Whether one is engaged in voluntary service or a service profession, there is an important sense in which one sublimates their own interests, desires, and comforts to the needs of others.
In the past 17 years of my law practice, I cannot begin to count the number of all-nighters I’ve pulled, meals I’ve missed, and personal engagements I’ve blown-off in order to make good things happen for my clients. My own affairs may be in disastrous disarray, but the matters entrusted to me by others were always given my most dedicated attention. It’s a modern version of the classic allegory of the cobbler’s kids going shoeless.
If you can retain a sense of objectivity, giving priority to the needs of another is a fascinating experience. It’s about more than just the professional responsibility we incur when we agree to accept a fee for our services. It’s not even about trying to perform well because we take pride in our work. It’s about a psychological transformation that occurs when we understand that others are counting on us to protect their interests. Sure, our sacrifice is intentional and premeditated. We do, after all, undertake representation willingly and with a full understanding of the work that might be necessary. But the more interesting aspect of our behavior comes as second-nature, derived from a deep-seated moral sense that we must do our best for those who rely on us.
It is the same with voluntary service. Dr. Govindappa Venkataswamy, who has dedicated his life to eradicating needless blindness in the poorest communities in the world, perfectly described this sublimation of the self in his 1991 lecture at Harvard Divinity School on rationalism and spiritualism, which was later published as Illuminated Spirit.

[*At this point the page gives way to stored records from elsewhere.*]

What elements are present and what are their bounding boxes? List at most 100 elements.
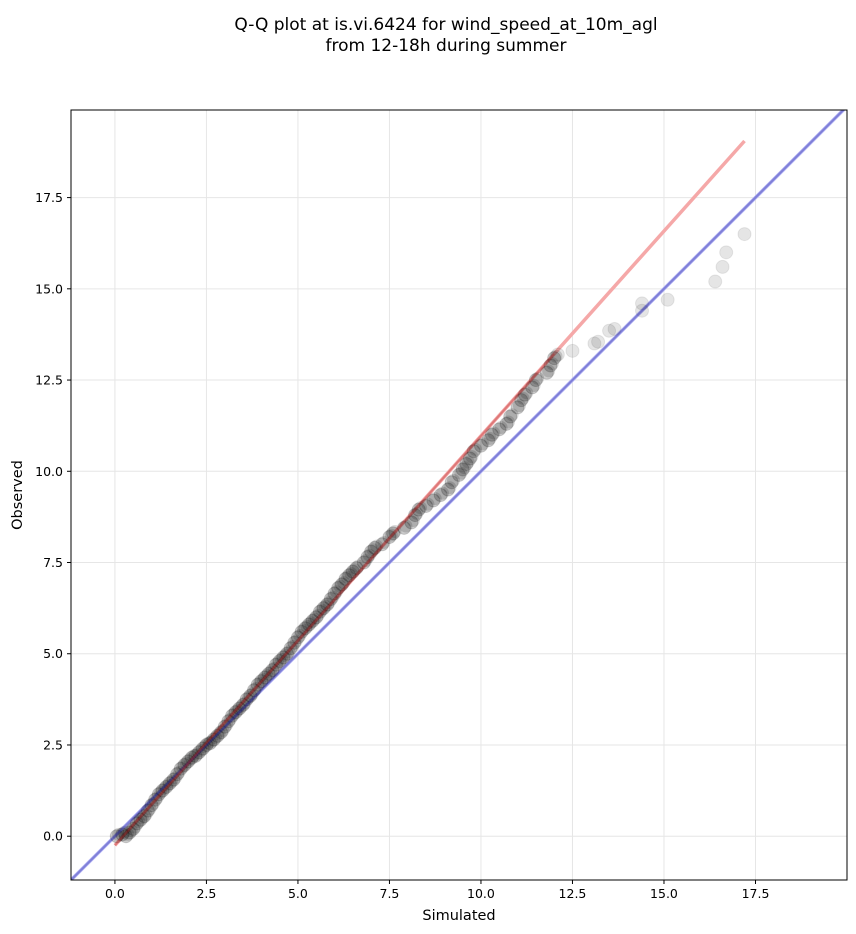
chart-title-line-1: Q-Q plot at is.vi.6424 for wind_speed_at… [234, 15, 657, 35]
x-tick-label: 2.5 [196, 886, 216, 901]
data-point-overlap [238, 696, 252, 710]
data-point-overlap [176, 760, 190, 774]
data-point-overlap [253, 676, 267, 690]
data-point-overlap [722, 244, 735, 257]
data-point [528, 373, 543, 388]
y-tick-label: 7.5 [43, 555, 63, 570]
data-point-overlap [179, 756, 193, 770]
data-point [737, 227, 752, 242]
x-tick-label: 17.5 [742, 886, 770, 901]
data-point-overlap [663, 291, 676, 304]
data-point-overlap [304, 616, 318, 630]
data-point [635, 303, 650, 318]
data-point [525, 380, 540, 395]
data-point-overlap [274, 652, 288, 666]
data-point [232, 701, 247, 716]
data-point-overlap [516, 391, 530, 405]
y-axis: 0.0 2.5 5.0 7.5 10.0 12.5 15.0 17.5 [35, 190, 71, 844]
data-point-overlap [296, 623, 310, 637]
data-point [287, 635, 302, 650]
data-point-overlap [282, 645, 296, 659]
data-point [426, 493, 441, 508]
data-point-overlap [340, 570, 354, 584]
data-point [342, 568, 357, 583]
data-point-overlap [545, 357, 559, 371]
data-point-overlap [157, 782, 171, 796]
data-point-overlap [168, 771, 182, 785]
x-axis: 0.0 2.5 5.0 7.5 10.0 12.5 15.0 17.5 [105, 880, 769, 901]
data-point [323, 592, 338, 607]
data-point [221, 714, 236, 729]
data-point [144, 798, 159, 813]
x-tick-label: 5.0 [288, 886, 308, 901]
data-point [455, 462, 470, 477]
data-point [331, 581, 346, 596]
data-point [320, 597, 335, 612]
data-point-overlap [476, 437, 490, 451]
data-point [276, 650, 291, 665]
data-point-overlap [154, 785, 168, 799]
chart-title-line-2: from 12-18h during summer [326, 36, 567, 56]
data-point [441, 482, 456, 497]
data-point-overlap [231, 703, 245, 717]
data-point [140, 803, 155, 818]
data-point [210, 728, 225, 743]
data-point-overlap [209, 731, 223, 745]
data-point-overlap [553, 346, 566, 359]
data-point-overlap [121, 827, 135, 841]
data-point-overlap [318, 599, 332, 613]
data-point-overlap [410, 506, 424, 520]
data-point-overlap [505, 408, 519, 422]
data-point [408, 508, 423, 523]
data-point [170, 767, 185, 782]
data-point [118, 829, 133, 844]
data-point [184, 750, 199, 765]
data-point [151, 787, 166, 802]
data-point-overlap [494, 420, 508, 434]
data-point [382, 529, 397, 544]
data-point-overlap [348, 563, 362, 577]
data-point-overlap [329, 585, 343, 599]
data-point [217, 719, 232, 734]
data-point-overlap [187, 749, 201, 763]
data-point-overlap [150, 791, 164, 805]
data-points [109, 227, 752, 844]
x-tick-label: 7.5 [380, 886, 400, 901]
data-point [715, 259, 730, 274]
data-point [247, 683, 262, 698]
data-point [195, 741, 210, 756]
data-point [503, 409, 518, 424]
data-point [607, 321, 622, 336]
data-point [433, 488, 448, 502]
data-point [268, 657, 283, 672]
data-point [265, 663, 280, 678]
y-tick-label: 5.0 [43, 646, 63, 661]
data-point [137, 809, 152, 824]
data-point [543, 358, 558, 373]
data-point-overlap [249, 681, 263, 695]
data-point-overlap [315, 603, 329, 617]
data-point-overlap [520, 386, 534, 400]
data-point-overlap [190, 747, 204, 761]
data-point-overlap [359, 554, 373, 568]
data-point-overlap [267, 661, 281, 675]
data-point-overlap [311, 608, 325, 622]
data-point-overlap [542, 364, 556, 378]
reference-lines [71, 110, 846, 880]
data-point [550, 347, 565, 362]
data-point-overlap [278, 649, 292, 663]
data-point [250, 677, 265, 692]
data-point [419, 498, 434, 513]
data-point [239, 692, 254, 707]
data-point-overlap [307, 612, 321, 626]
data-point [602, 323, 617, 338]
y-axis-label: Observed [10, 460, 26, 530]
data-point [261, 666, 276, 681]
data-point [356, 555, 371, 570]
data-point-overlap [220, 718, 234, 732]
data-point-overlap [293, 628, 307, 642]
data-point-overlap [223, 712, 237, 726]
data-point [364, 544, 379, 559]
data-point [173, 761, 188, 776]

It’s a very, very funny experiment. You sit with a person from a village, a rustic person. Here is someone with all of the simplicity of faith in you: “Doctor, whatever you say, I will do it.” Now, how can I train myself to do perfection for her?

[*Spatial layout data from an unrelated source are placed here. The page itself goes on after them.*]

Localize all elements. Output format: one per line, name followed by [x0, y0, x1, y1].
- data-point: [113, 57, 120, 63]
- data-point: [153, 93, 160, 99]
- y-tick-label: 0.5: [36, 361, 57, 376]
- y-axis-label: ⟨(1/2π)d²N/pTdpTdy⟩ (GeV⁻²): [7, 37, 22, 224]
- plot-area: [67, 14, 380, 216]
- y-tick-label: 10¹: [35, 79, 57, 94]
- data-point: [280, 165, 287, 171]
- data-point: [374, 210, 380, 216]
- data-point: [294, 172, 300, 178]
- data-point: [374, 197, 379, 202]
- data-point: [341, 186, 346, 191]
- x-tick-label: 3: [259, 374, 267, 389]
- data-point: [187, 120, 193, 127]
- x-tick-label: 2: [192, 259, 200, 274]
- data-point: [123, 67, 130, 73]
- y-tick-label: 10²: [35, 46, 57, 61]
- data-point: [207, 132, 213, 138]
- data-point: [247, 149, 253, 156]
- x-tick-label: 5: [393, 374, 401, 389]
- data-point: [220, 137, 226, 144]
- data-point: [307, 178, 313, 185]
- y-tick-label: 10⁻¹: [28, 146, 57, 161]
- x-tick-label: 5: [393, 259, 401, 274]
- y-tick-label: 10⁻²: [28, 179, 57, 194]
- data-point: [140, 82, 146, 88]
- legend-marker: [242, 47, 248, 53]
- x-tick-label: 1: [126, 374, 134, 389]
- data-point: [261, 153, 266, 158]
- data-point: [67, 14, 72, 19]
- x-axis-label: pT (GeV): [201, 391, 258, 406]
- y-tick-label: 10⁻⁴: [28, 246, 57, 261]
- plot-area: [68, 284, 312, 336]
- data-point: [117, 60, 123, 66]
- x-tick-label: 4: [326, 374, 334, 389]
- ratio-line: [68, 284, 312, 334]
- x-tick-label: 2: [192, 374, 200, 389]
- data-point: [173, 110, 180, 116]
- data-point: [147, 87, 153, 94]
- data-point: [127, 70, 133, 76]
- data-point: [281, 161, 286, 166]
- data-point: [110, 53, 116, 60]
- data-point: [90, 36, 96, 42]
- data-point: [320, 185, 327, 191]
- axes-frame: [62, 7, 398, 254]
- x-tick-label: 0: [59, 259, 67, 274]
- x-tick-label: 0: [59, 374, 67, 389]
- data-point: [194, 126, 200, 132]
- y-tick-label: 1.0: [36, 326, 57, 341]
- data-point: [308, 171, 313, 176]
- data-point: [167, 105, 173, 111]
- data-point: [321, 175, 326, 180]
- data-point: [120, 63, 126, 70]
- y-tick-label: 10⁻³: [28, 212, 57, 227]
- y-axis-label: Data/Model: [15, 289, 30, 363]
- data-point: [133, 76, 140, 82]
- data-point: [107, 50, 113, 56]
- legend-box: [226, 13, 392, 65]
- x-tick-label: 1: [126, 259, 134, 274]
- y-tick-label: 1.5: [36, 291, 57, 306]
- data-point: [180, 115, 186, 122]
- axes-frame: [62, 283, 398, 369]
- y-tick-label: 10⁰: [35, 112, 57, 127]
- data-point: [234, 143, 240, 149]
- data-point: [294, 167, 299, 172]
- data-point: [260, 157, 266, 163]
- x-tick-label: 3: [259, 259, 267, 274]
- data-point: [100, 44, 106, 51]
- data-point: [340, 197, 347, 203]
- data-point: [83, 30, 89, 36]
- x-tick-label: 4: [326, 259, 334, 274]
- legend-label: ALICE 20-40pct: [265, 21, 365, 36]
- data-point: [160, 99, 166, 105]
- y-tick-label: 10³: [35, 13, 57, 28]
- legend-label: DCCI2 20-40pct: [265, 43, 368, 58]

The transformative power of service is the same whether it comes from taking professional obligations to heart or from deciding to give attention to the needs of others with no thought of remuneration. But there is one difference: a difference of perspective. In the professional context, it’s all about putting yourself second. In pure service, it’s about understanding that there is no meaningful difference between yourself and those you serve. As Dr. V would say, “When we grow in spiritual consciousness, we identify ourselves with all there is in the world. Then there can be no exploitation. It is ourselves we are helping. It is ourselves we are healing.”